Byron Beers | Daily Press

Kevin Martin fills up on gas Wednesday, March 25 at Super Mart in Tahlequah.

Gasoline and diesel prices continue to plummet around Tahlequah, with the ongoing threat of COVID-19 partly to blame.

Hit & Run was the bottom end in the city March 25, with a price of $1.61 per gallon for regular unleaded and $2.24 per gallon for diesel.

Prices are expected to continue their rapid fall. Hit & Run has dropped its prices an estimated 40 cents over the past two weeks.

“The last two weeks, we’ve dropped 40 cents,” said Andy Bhandari, an employee at Hit & Run. “By Friday, we expect to drop another 10 to 15 cents and could be as low as $1.49.”

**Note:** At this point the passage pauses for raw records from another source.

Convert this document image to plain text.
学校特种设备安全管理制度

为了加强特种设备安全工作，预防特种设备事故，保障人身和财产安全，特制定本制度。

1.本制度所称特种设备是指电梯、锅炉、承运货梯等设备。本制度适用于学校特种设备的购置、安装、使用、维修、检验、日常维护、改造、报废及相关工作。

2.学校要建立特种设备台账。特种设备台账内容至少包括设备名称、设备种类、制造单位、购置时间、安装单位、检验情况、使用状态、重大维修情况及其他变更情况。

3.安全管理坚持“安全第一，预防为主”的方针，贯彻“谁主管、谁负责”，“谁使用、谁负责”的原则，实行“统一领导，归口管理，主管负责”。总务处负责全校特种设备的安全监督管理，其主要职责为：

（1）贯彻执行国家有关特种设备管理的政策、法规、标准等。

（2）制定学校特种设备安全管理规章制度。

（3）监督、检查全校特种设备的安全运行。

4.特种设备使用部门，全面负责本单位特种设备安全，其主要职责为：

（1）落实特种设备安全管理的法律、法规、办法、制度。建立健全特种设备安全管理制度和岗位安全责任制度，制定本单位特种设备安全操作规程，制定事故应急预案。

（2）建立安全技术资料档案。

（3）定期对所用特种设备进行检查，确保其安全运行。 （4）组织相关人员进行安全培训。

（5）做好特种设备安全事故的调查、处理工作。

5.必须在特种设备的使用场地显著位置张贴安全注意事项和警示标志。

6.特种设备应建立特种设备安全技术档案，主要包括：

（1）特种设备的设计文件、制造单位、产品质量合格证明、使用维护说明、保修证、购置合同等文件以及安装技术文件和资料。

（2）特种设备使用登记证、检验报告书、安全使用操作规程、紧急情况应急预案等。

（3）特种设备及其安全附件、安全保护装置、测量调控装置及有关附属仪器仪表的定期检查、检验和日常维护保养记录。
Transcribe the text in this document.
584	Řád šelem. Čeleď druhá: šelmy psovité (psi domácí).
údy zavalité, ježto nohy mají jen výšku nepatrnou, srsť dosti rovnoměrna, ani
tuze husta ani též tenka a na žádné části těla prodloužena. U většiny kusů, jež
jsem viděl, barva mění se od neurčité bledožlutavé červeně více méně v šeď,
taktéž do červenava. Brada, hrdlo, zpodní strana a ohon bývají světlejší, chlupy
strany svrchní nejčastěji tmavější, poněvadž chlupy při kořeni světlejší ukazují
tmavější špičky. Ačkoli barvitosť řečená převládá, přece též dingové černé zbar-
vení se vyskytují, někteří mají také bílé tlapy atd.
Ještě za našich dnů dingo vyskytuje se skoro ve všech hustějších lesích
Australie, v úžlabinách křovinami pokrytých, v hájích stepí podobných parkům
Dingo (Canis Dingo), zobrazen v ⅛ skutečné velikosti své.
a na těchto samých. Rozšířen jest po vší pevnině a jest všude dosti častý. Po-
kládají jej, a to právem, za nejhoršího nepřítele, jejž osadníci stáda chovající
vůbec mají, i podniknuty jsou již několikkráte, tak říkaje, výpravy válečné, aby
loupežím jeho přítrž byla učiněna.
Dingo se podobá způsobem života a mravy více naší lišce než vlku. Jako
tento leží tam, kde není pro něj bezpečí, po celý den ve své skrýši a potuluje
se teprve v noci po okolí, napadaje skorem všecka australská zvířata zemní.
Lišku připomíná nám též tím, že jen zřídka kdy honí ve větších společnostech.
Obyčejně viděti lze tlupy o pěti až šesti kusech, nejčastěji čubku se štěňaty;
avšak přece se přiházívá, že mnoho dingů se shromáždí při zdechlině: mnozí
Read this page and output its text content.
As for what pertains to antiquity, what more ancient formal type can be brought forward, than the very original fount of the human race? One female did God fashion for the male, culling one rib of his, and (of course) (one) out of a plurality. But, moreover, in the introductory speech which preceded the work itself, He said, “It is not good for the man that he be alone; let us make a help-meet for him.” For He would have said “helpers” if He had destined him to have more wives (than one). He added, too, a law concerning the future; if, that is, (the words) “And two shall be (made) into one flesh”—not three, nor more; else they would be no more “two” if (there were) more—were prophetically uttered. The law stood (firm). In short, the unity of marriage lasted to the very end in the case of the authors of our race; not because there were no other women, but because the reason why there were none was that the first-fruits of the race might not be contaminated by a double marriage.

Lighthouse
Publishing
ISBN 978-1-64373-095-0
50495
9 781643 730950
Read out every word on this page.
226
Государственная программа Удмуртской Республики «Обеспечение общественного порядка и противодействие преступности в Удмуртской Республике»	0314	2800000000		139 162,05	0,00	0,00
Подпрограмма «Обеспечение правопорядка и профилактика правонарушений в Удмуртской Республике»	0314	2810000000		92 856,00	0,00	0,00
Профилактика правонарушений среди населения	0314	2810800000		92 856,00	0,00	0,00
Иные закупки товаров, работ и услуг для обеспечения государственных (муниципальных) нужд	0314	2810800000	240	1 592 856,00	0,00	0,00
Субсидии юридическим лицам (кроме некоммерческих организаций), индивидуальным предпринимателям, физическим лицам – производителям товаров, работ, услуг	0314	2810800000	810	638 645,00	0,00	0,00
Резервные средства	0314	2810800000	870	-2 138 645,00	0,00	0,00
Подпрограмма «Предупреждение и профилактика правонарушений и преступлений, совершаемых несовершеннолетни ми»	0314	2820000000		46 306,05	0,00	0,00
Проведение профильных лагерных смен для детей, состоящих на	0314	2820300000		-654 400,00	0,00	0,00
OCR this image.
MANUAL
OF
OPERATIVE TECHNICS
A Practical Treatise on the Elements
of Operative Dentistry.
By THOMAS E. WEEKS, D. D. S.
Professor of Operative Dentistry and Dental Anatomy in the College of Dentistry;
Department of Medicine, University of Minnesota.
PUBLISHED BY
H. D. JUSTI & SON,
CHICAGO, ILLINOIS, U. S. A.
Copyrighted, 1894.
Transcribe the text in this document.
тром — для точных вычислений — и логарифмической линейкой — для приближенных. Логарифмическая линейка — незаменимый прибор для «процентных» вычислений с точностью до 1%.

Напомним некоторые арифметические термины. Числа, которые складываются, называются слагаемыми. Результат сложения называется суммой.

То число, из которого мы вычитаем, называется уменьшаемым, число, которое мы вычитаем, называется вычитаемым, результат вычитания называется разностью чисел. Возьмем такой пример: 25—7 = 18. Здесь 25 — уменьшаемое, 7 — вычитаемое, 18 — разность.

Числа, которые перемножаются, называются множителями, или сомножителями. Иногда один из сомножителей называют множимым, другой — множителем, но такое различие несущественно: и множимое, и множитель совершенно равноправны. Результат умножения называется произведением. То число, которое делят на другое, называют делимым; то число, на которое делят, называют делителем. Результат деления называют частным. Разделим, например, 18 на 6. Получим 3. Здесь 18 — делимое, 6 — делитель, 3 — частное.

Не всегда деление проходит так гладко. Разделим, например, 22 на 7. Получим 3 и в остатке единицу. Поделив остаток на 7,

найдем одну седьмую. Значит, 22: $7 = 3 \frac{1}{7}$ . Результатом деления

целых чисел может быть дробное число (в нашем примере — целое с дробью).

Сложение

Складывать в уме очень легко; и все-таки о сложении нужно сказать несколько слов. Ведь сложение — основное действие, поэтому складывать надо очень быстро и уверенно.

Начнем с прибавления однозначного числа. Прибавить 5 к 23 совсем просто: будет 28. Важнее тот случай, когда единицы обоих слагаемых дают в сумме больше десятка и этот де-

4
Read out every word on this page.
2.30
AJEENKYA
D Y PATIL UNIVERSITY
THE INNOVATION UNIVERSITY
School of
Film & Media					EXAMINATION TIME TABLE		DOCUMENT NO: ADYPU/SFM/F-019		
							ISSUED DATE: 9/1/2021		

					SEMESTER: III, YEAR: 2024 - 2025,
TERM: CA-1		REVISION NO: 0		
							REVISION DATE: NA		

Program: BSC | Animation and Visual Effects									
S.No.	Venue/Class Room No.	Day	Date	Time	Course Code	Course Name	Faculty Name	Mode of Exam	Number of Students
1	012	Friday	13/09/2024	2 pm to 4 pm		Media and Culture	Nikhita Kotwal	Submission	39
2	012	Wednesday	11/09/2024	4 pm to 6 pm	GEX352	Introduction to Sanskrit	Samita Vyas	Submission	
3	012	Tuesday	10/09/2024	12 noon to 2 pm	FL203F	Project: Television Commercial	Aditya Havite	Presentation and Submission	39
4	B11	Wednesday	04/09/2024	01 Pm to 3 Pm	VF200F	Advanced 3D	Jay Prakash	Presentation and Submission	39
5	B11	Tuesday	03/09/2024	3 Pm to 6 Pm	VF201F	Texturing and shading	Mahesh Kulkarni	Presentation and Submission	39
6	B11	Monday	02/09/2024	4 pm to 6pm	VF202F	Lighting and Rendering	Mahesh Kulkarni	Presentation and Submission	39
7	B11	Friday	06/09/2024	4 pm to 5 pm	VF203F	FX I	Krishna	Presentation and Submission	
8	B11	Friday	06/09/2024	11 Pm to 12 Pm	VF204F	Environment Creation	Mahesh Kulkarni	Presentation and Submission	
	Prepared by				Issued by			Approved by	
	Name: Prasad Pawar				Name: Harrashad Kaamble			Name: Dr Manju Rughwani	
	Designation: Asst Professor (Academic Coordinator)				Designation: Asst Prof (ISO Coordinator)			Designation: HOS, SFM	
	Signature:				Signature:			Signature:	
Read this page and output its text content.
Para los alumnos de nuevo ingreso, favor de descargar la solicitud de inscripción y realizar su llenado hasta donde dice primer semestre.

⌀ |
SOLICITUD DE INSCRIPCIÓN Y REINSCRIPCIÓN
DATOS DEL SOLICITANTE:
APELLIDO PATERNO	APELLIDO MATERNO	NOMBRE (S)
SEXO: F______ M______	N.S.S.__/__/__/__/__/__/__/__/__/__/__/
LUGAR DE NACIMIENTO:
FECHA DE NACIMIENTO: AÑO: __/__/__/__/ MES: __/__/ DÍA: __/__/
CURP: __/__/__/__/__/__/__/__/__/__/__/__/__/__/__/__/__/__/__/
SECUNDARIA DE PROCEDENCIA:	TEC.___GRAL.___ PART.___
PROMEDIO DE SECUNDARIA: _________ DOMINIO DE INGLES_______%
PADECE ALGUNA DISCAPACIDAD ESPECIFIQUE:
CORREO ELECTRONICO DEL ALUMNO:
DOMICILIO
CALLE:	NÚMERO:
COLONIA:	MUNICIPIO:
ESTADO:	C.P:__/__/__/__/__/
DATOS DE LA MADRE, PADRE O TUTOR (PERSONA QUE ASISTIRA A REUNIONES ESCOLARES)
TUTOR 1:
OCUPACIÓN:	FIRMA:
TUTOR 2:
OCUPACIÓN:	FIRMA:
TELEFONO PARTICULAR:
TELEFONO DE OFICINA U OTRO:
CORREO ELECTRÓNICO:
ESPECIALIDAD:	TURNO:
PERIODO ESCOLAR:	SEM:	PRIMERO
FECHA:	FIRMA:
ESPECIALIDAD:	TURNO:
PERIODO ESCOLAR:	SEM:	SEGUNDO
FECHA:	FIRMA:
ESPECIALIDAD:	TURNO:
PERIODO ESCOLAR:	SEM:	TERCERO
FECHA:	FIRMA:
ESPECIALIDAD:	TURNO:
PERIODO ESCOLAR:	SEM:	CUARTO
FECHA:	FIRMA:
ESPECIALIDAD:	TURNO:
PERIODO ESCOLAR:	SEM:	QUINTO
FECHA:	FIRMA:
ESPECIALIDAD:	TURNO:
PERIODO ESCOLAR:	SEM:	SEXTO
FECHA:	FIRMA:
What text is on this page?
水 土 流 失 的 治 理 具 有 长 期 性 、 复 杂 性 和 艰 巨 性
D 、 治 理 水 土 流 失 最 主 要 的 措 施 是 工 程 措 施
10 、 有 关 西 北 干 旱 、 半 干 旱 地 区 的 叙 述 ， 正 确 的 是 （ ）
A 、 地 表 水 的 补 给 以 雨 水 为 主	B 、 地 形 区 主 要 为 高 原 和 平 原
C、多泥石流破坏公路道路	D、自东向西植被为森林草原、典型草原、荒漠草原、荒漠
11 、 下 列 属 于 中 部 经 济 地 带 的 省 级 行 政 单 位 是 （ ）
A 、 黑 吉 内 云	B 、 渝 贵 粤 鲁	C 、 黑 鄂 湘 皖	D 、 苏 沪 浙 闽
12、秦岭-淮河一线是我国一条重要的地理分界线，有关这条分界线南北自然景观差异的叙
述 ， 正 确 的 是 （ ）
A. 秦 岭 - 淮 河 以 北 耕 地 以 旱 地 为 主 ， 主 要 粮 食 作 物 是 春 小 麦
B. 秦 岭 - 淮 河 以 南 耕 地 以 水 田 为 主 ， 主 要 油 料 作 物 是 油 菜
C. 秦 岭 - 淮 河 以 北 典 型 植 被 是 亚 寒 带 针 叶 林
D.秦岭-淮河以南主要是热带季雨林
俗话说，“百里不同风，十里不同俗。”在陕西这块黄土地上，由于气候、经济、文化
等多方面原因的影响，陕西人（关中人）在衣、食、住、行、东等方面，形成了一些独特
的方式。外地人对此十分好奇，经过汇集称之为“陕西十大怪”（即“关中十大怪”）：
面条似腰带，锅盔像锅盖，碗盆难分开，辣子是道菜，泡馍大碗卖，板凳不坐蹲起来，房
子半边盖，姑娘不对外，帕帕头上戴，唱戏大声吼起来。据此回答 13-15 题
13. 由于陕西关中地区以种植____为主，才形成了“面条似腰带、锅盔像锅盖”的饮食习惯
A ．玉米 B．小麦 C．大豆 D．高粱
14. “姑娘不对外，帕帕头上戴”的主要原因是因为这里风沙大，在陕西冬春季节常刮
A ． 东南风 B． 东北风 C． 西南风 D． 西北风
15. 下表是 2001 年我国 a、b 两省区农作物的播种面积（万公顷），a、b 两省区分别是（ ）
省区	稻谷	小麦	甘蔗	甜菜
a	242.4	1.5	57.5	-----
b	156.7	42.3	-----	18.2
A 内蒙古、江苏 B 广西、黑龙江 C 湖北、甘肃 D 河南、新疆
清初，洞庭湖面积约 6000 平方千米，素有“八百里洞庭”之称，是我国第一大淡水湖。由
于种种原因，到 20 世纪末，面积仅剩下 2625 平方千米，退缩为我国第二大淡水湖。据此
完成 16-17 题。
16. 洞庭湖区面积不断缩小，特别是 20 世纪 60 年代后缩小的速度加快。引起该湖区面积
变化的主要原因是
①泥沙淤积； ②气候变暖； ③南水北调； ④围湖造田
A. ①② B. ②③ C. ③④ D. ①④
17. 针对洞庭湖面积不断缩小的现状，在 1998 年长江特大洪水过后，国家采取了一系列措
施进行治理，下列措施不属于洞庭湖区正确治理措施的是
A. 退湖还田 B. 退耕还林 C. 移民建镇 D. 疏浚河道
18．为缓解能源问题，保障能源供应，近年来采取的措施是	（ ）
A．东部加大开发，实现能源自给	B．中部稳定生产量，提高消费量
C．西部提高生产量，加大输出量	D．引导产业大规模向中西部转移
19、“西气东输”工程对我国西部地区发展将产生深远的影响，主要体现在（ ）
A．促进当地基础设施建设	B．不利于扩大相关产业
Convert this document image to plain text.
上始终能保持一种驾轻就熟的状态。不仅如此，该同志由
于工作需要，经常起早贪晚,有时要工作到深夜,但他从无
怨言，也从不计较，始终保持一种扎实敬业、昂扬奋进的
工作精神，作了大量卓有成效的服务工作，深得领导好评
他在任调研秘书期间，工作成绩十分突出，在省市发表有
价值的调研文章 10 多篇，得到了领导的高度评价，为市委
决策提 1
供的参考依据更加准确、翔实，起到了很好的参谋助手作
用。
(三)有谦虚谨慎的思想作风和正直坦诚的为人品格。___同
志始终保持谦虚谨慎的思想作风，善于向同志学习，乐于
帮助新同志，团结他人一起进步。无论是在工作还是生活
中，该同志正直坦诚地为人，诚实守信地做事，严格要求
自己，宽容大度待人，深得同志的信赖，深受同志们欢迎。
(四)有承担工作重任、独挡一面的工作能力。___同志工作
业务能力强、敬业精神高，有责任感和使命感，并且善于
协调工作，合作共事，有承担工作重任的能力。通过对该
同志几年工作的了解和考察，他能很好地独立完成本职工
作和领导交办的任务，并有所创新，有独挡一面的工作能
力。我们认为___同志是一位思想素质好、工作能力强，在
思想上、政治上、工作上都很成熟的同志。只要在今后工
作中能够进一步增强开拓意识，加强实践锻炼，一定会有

COVID-19, and the market's uncertainty in response to it, isn't the only reason for the price drop. Earlier this month, a breakdown in talks between the Organization of the Petroleum Exporting Countries started the fall. Saudia Arabia wound up cutting its oil prices, setting off a price war and pushing down U.S. crude prices by more than 25 percent.

In Oklahoma, where legislators base the state budget on robust oil prices, trouble could be on the horizon – again. Lower prices will be bad for the state, but good for the consumer.

E-Z Mart is currently at $1.69 per gallon, Casey’s is at $1.71 for unleaded and $2.28 diesel, and Super Mart is at $1.72 and $2.29.

On a national average, prices have fallen 12.8 cents over the past week to $2.08 per gallon, according to GasBuddy data, which has been compiled from more than 11 million individual reports covering 150,000 gas stations across the country. Diesel prices have fallen 6.5 cents on average to $2.66 per gallon.

Nationally, more than one in four gas stations are at $1.99 per gallon. The average cost of the lowest 10 percent is $1.59 per gallon. The median U.S. price is at $1.97, which is down 16 cents in the past week.